The question no one seems to have put is: from where and from whom is all this money to come? Well, we have our first taste of the so-called zero carbon future with the news that British consumers already face a doubling of electricity prices to bail out the new wind farms coming on stream now – just those currently planned for.
A recently released report by Professor Gordon Hughes of Edinburgh University provides a stark warning of the implications for energy costs of this headlong flight from fossil fuels to renewables.
In it he explains that a number of large wind farms have contracts to supply power at extraordinarily low prices, ‘but the cost and performance data suggest that they will be unable to cover their costs’. From his detailed analysis of the latest wind farm data he calculates that we face a doubling of the electricity prices to finance the bail-out they’ll need.

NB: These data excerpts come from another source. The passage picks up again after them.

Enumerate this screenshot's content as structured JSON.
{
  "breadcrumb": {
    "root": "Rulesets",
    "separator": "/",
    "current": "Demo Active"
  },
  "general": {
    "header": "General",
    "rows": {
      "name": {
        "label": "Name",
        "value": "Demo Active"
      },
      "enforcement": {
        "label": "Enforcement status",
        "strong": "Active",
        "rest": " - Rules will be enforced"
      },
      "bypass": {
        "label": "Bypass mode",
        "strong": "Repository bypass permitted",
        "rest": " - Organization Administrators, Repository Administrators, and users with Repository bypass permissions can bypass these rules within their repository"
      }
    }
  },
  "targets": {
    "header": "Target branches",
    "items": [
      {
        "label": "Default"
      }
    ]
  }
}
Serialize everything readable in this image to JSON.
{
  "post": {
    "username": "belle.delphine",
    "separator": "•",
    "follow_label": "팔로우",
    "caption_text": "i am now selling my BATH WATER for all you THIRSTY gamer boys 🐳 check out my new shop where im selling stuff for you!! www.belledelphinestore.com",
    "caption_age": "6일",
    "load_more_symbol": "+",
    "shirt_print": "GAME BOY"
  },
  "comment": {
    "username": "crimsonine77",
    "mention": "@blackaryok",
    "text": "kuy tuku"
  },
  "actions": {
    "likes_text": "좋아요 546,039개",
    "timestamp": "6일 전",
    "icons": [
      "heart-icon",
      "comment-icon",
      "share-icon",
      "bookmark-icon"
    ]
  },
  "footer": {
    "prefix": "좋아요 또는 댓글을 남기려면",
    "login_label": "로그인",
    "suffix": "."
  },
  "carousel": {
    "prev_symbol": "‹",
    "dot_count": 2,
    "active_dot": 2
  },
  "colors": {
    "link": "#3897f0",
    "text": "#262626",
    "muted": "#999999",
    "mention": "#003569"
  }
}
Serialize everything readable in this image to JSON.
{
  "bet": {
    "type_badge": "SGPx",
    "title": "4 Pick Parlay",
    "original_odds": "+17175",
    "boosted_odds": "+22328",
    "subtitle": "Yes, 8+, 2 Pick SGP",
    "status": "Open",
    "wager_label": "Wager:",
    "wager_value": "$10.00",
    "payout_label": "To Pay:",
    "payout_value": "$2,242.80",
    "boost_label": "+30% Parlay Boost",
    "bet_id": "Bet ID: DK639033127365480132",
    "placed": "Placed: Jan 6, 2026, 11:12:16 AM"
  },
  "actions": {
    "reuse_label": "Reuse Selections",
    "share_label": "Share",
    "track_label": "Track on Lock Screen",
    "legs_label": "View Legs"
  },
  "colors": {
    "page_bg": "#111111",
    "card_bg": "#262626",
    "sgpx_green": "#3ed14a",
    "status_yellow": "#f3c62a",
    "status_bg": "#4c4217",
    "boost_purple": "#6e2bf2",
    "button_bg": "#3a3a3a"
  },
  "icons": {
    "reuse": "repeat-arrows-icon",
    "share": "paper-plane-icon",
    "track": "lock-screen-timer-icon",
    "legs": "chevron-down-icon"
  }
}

He gives as one example Moray East, a site under construction in northern Scotland, where the operators will need to double their selling price at least if they are to break even. Hughes says they are playing a high-stakes poker game with the government, with the government as patsy:
‘They are probably gambling that if they threaten to go bust, the government will be forced to raise carbon taxes sharply. This will push market prices up, and the operators will simply walk away from their agreed contracts and trade at the new prices.’
Instead of seeing cheap renewables, he shows how the consumer will be hit by huge electricity price rises. He fears, too, that when the full impact of this is felt by the consumer and small businesses there is a real possibility that we see the public take to the streets, just as the gilets jaunes have been doing in France.